China Will Remain A Grain Importer


China is not expected to produce enough grain to meet its own needs in the coming decades, according to "China's Food Economy to the Twenty-First Century: Supply, Demand, and Trade," recently released by IFPRI as 2020 Vision for Food, Agriculture, and the Environment Discussion Paper 19. Although the country will likely remain a large grain importer, its imports will probably not be large enough to deplete world markets and starve other countries, say authors Jikun Huang, Scott Rozelle, and Mark W. Rosegrant.

Projections of China's grain situation in other recent studies vary wildly. While some predict that China will import massive quantities, exhausting world supplies and driving up prices, others believe that China will become a grain exporter. Huang, Rozelle, and Rosegrant use an integrated model of supply of and demand for grain through the year 2020 and carefully account for structural changes now taking place in China. They show that China is likely to rely on world markets to meet a small portion of domestic demand for grain but will require significantly less than some suggest. The IFPRI study projects that China will need to buy 24 million metric tons of grain from abroad by 2000--about 25 percent higher than its historic high--but that imports will then stabilize.

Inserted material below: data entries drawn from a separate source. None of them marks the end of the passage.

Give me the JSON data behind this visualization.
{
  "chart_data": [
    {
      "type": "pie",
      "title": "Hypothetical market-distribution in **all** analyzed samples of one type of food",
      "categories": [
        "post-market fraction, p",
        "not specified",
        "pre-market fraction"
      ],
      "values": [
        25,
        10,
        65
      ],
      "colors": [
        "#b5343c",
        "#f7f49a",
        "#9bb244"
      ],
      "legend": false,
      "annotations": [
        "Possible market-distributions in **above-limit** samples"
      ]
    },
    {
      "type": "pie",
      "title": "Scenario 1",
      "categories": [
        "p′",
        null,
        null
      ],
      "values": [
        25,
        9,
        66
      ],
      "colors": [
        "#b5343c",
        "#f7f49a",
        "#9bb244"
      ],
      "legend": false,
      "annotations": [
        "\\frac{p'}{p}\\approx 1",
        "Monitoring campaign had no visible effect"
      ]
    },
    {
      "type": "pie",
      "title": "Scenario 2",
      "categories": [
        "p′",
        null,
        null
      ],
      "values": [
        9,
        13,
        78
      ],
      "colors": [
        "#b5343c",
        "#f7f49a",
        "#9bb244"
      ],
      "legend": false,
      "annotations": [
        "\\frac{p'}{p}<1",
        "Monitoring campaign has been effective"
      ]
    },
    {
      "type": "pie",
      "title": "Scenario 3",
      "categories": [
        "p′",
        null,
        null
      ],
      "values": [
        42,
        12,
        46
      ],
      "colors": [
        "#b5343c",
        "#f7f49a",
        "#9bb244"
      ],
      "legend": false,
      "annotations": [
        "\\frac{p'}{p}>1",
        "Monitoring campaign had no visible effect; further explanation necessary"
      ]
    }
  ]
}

Several factors will help keep China's grain imports from rising too high. First, China's leaders are concerned with maintaining near self-sufficiency in agricultural production. Second, huge imports would raise prices, reducing China's ability to buy more grain. Third, fluctuations in foreign currency markets could make imported grain less affordable for China. Fourth, there is a limit on how much imported grain could be moved through China's ports and transportation systems.

In the end, the study shows, China's grain balances will depend on actions taken by the country's leaders with regard to population growth and investment in agriculture and other facilities and institutions.